Ana Mata, “Sem Título”, 2023. Acrílico e óleo s/tela, 33x30 cm |
A propósito de uma discussão sobre a obra de Ana Mata num post no FB de Victor Pinto da Fonseca
Por veredas opostas, ambos os protagonistas deste debate relâmpago (Alexandre Pomar e Catarina Patrício) destacam uma autora (Ana Mata) e uma obra que suscita um debate saudável. Oxalá contribua para evitar a agit-prop dominante a que as instituições culturais sucumbirão inexoravelmente se não existir contraditório e alteridade, como, afinal, parece existir!
Não tive infelizmente oportunidade de ver 'in situ' as pinturas expostas por Ana Mata na Galeria 111. Apesar desta limitação (fotográfica/ cibernética) creio poder dizer que, mais do que um novo caso de realismo fotográfico na pintura, ou de hiperrealismo pictórico de origem fotográfica, estamos na presença de uma obra que, através da pintura resgatada da fotografia preparatória (instrumental), marca uma distância clara relativamente a dois tropos dominantes na arte dita contemporânea.

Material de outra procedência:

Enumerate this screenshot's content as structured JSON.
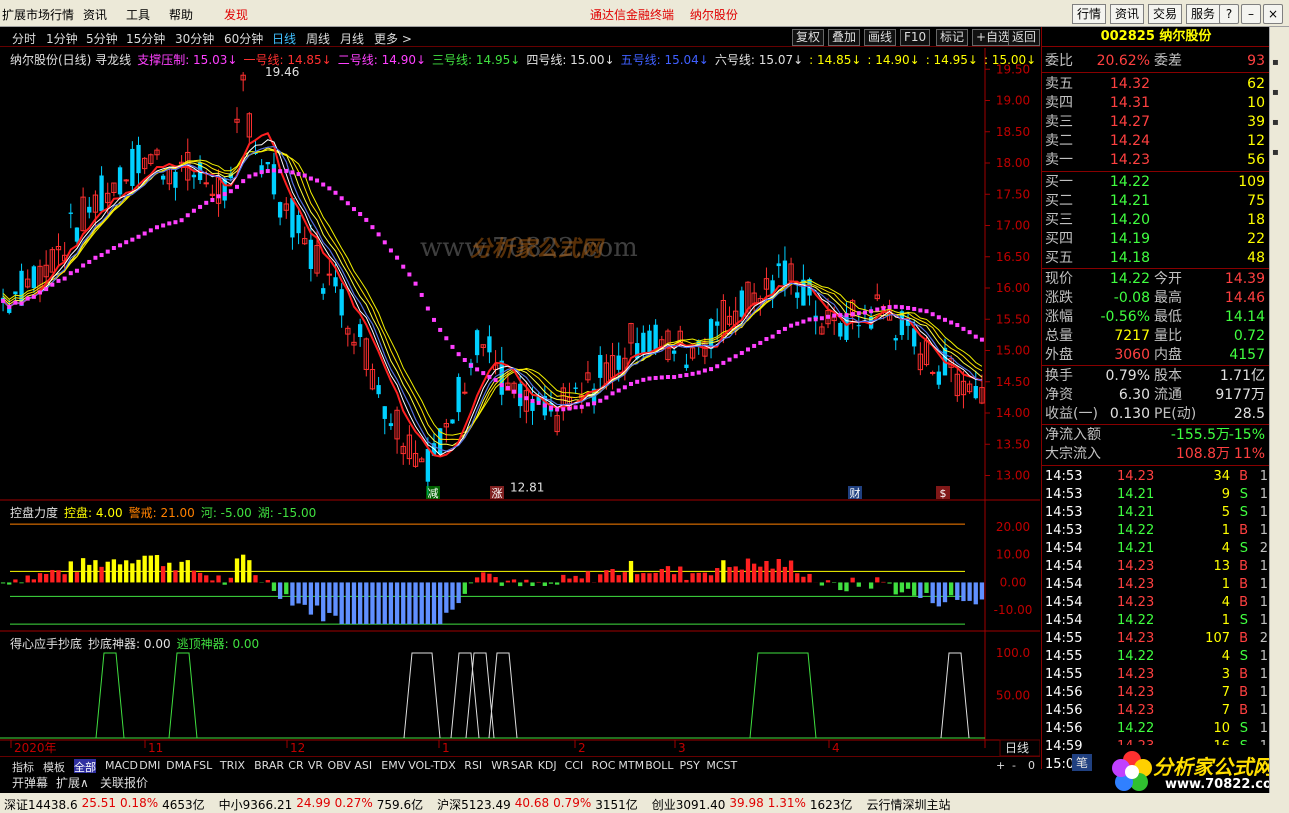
{
  "menu": {
    "items": [
      "扩展市场行情",
      "资讯",
      "工具",
      "帮助",
      "发现"
    ],
    "center1": "通达信金融终端",
    "center2": "纳尔股份",
    "right_buttons": [
      "行情",
      "资讯",
      "交易",
      "服务"
    ]
  },
  "periods": [
    "分时",
    "1分钟",
    "5分钟",
    "15分钟",
    "30分钟",
    "60分钟",
    "日线",
    "周线",
    "月线",
    "更多 >"
  ],
  "toolbar": [
    "复权",
    "叠加",
    "画线",
    "F10",
    "标记",
    "+自选",
    "返回"
  ],
  "legend": {
    "main": [
      {
        "text": "纳尔股份(日线) 寻龙线",
        "color": "#e0e0e0"
      },
      {
        "text": "支撑压制: 15.03↓",
        "color": "#ff40ff"
      },
      {
        "text": "一号线: 14.85↓",
        "color": "#ff3030"
      },
      {
        "text": "二号线: 14.90↓",
        "color": "#ff40ff"
      },
      {
        "text": "三号线: 14.95↓",
        "color": "#40e040"
      },
      {
        "text": "四号线: 15.00↓",
        "color": "#e0e0e0"
      },
      {
        "text": "五号线: 15.04↓",
        "color": "#4060ff"
      },
      {
        "text": "六号线: 15.07↓",
        "color": "#e0e0e0"
      },
      {
        "text": ": 14.85↓",
        "color": "#ffff00"
      },
      {
        "text": ": 14.90↓",
        "color": "#ffff00"
      },
      {
        "text": ": 14.95↓",
        "color": "#ffff00"
      },
      {
        "text": ": 15.00↓",
        "color": "#ffff00"
      }
    ],
    "sub1": [
      {
        "text": "控盘力度",
        "color": "#e0e0e0"
      },
      {
        "text": "控盘: 4.00",
        "color": "#ffff00"
      },
      {
        "text": "警戒: 21.00",
        "color": "#ff8000"
      },
      {
        "text": "河: -5.00",
        "color": "#40e040"
      },
      {
        "text": "湖: -15.00",
        "color": "#40e040"
      }
    ],
    "sub2": [
      {
        "text": "得心应手抄底",
        "color": "#e0e0e0"
      },
      {
        "text": "抄底神器: 0.00",
        "color": "#e0e0e0"
      },
      {
        "text": "逃顶神器: 0.00",
        "color": "#40e040"
      }
    ]
  },
  "chart_data": {
    "type": "candlestick",
    "y_ticks": [
      "19.50",
      "19.00",
      "18.50",
      "18.00",
      "17.50",
      "17.00",
      "16.50",
      "16.00",
      "15.50",
      "15.00",
      "14.50",
      "14.00",
      "13.50",
      "13.00"
    ],
    "ylim": [
      12.8,
      19.6
    ],
    "high_label": "19.46",
    "low_label": "12.81",
    "sub1_ticks": [
      "20.00",
      "10.00",
      "0.00",
      "-10.00"
    ],
    "sub2_ticks": [
      "100.0",
      "50.00"
    ],
    "x_labels": [
      "2020年",
      "11",
      "12",
      "1",
      "2",
      "3",
      "4"
    ],
    "markers": [
      "减",
      "涨",
      "财",
      "$"
    ]
  },
  "quote": {
    "code_name": "002825 纳尔股份",
    "weibi_label": "委比",
    "weibi": "20.62%",
    "weicha_label": "委差",
    "weicha": "93",
    "sell": [
      {
        "l": "卖五",
        "p": "14.32",
        "v": "62"
      },
      {
        "l": "卖四",
        "p": "14.31",
        "v": "10"
      },
      {
        "l": "卖三",
        "p": "14.27",
        "v": "39"
      },
      {
        "l": "卖二",
        "p": "14.24",
        "v": "12"
      },
      {
        "l": "卖一",
        "p": "14.23",
        "v": "56"
      }
    ],
    "buy": [
      {
        "l": "买一",
        "p": "14.22",
        "v": "109"
      },
      {
        "l": "买二",
        "p": "14.21",
        "v": "75"
      },
      {
        "l": "买三",
        "p": "14.20",
        "v": "18"
      },
      {
        "l": "买四",
        "p": "14.19",
        "v": "22"
      },
      {
        "l": "买五",
        "p": "14.18",
        "v": "48"
      }
    ],
    "stats": [
      {
        "l1": "现价",
        "v1": "14.22",
        "c1": "#40ff40",
        "l2": "今开",
        "v2": "14.39",
        "c2": "#ff4040"
      },
      {
        "l1": "涨跌",
        "v1": "-0.08",
        "c1": "#40ff40",
        "l2": "最高",
        "v2": "14.46",
        "c2": "#ff4040"
      },
      {
        "l1": "涨幅",
        "v1": "-0.56%",
        "c1": "#40ff40",
        "l2": "最低",
        "v2": "14.14",
        "c2": "#40ff40"
      },
      {
        "l1": "总量",
        "v1": "7217",
        "c1": "#ffff00",
        "l2": "量比",
        "v2": "0.72",
        "c2": "#40ff40"
      },
      {
        "l1": "外盘",
        "v1": "3060",
        "c1": "#ff4040",
        "l2": "内盘",
        "v2": "4157",
        "c2": "#40ff40"
      }
    ],
    "stats2": [
      {
        "l1": "换手",
        "v1": "0.79%",
        "c1": "#e0e0e0",
        "l2": "股本",
        "v2": "1.71亿",
        "c2": "#e0e0e0"
      },
      {
        "l1": "净资",
        "v1": "6.30",
        "c1": "#e0e0e0",
        "l2": "流通",
        "v2": "9177万",
        "c2": "#e0e0e0"
      },
      {
        "l1": "收益(一)",
        "v1": "0.130",
        "c1": "#e0e0e0",
        "l2": "PE(动)",
        "v2": "28.5",
        "c2": "#e0e0e0"
      }
    ],
    "flow": [
      {
        "l": "净流入额",
        "v": "-155.5万",
        "p": "-15%",
        "c": "#40ff40"
      },
      {
        "l": "大宗流入",
        "v": "108.8万",
        "p": "11%",
        "c": "#ff4040"
      }
    ],
    "ticks": [
      {
        "t": "14:53",
        "p": "14.23",
        "v": "34",
        "bs": "B",
        "n": "1"
      },
      {
        "t": "14:53",
        "p": "14.21",
        "v": "9",
        "bs": "S",
        "n": "1"
      },
      {
        "t": "14:53",
        "p": "14.21",
        "v": "5",
        "bs": "S",
        "n": "1"
      },
      {
        "t": "14:53",
        "p": "14.22",
        "v": "1",
        "bs": "B",
        "n": "1"
      },
      {
        "t": "14:54",
        "p": "14.21",
        "v": "4",
        "bs": "S",
        "n": "2"
      },
      {
        "t": "14:54",
        "p": "14.23",
        "v": "13",
        "bs": "B",
        "n": "1"
      },
      {
        "t": "14:54",
        "p": "14.23",
        "v": "1",
        "bs": "B",
        "n": "1"
      },
      {
        "t": "14:54",
        "p": "14.23",
        "v": "4",
        "bs": "B",
        "n": "1"
      },
      {
        "t": "14:54",
        "p": "14.22",
        "v": "1",
        "bs": "S",
        "n": "1"
      },
      {
        "t": "14:55",
        "p": "14.23",
        "v": "107",
        "bs": "B",
        "n": "2"
      },
      {
        "t": "14:55",
        "p": "14.22",
        "v": "4",
        "bs": "S",
        "n": "1"
      },
      {
        "t": "14:55",
        "p": "14.23",
        "v": "3",
        "bs": "B",
        "n": "1"
      },
      {
        "t": "14:56",
        "p": "14.23",
        "v": "7",
        "bs": "B",
        "n": "1"
      },
      {
        "t": "14:56",
        "p": "14.23",
        "v": "7",
        "bs": "B",
        "n": "1"
      },
      {
        "t": "14:56",
        "p": "14.22",
        "v": "10",
        "bs": "S",
        "n": "1"
      },
      {
        "t": "14:59",
        "p": "14.23",
        "v": "16",
        "bs": "S",
        "n": "1"
      },
      {
        "t": "15:00",
        "p": "",
        "v": "",
        "bs": "",
        "n": ""
      }
    ]
  },
  "indicator_tabs": [
    "指标",
    "模板",
    "全部",
    "MACD",
    "DMI",
    "DMA",
    "FSL",
    "TRIX",
    "BRAR",
    "CR",
    "VR",
    "OBV",
    "ASI",
    "EMV",
    "VOL-TDX",
    "RSI",
    "WR",
    "SAR",
    "KDJ",
    "CCI",
    "ROC",
    "MTM",
    "BOLL",
    "PSY",
    "MCST"
  ],
  "bottom_tabs": [
    "开弹幕",
    "扩展∧",
    "关联报价"
  ],
  "period_label": "日线",
  "status": [
    {
      "t": "深证14438.6",
      "c": "#000"
    },
    {
      "t": "25.51",
      "c": "#e00000"
    },
    {
      "t": "0.18%",
      "c": "#e00000"
    },
    {
      "t": "4653亿",
      "c": "#000"
    },
    {
      "t": "中小9366.21",
      "c": "#000"
    },
    {
      "t": "24.99",
      "c": "#e00000"
    },
    {
      "t": "0.27%",
      "c": "#e00000"
    },
    {
      "t": "759.6亿",
      "c": "#000"
    },
    {
      "t": "沪深5123.49",
      "c": "#000"
    },
    {
      "t": "40.68",
      "c": "#e00000"
    },
    {
      "t": "0.79%",
      "c": "#e00000"
    },
    {
      "t": "3151亿",
      "c": "#000"
    },
    {
      "t": "创业3091.40",
      "c": "#000"
    },
    {
      "t": "39.98",
      "c": "#e00000"
    },
    {
      "t": "1.31%",
      "c": "#e00000"
    },
    {
      "t": "1623亿",
      "c": "#000"
    },
    {
      "t": "云行情深圳主站",
      "c": "#000"
    }
  ],
  "stroke_btn": "笔",
  "watermark": "www.70822.com",
  "logo": {
    "l1": "分析家公式网",
    "l2": "www.70822.com"
  }
}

Um dos tropos é o da desfiguração/abstração da representação pictorial (Cézanne, cubismo, Mondrian) em direção a uma arte nominalista, de recorte iconoclasta e intelectual, conceptual e teatral (Duchamp, minimalismo, Richard Serra, Dan Graham, Allan Kaprow, Gordon Matta-Clark). O outro é o da arte revolucionária, propagandística, imerso na retórica da utopia.

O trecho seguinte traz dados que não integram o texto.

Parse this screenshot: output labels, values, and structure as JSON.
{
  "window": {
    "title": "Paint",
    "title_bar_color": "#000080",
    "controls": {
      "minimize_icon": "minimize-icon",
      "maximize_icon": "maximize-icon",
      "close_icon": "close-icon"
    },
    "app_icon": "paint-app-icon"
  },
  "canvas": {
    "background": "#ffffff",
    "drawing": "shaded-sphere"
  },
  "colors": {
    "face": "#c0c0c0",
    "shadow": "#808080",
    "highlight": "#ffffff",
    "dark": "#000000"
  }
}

A fotografia propriamente dita, na sua avassaladora complexidade cultural, não é assunto tratado pela obra de Ana Mata, se não na medida em que, a mediação fotográfica das suas encenações inscreve (para usar um termo antropológico conhecido) na realização da sua pintura um certificado, por assim dizer, 'barthesiano', de autenticidade. Há um 'isto foi' (que A. Pomar reclama como espaço de intimidade), nos auto-retratos, nas 'still life' florais e nas paisagens de Ana Mata. É este o único automatismo aparente da sua pintura. Digo aparente porque a fotografia, ao contrário do que algumas leituras apressadas (ou meramente académicas estafadas) de Walter Benjamin persistem em anunciar, nunca foi automática e sempre foi manual, desde a posição da câmara, à seleção das lentes, ou dos filtros, à câmara escura onde se dava banho e se lavavam as fotografias, e que hoje, na era da fotografia digital, deu lugar a uma colaboração, consciente e inconsciente, com a Inteligência Artificial. E antes de tudo isto que foi sempre da ordem da decisão mental e do treino manual, há a vontade de figurar, de fixar numa imagem a realidade que passa. Que seja uma vontade íntima de visualização, de representação, de idealização, e de manifestação livre da subjetividade concreta, eis o que importa. Um artista não deve ser um simples cortesão, nem um mero agente de propaganda.
Por fim, não deixa se ser irónico constatar que a falência previsível da imprensa escrita, e mesmo da televisão, esteja finalmente a dar (entre nós) espaço à Internet e às redes sociais, para o diálogo e a crítica.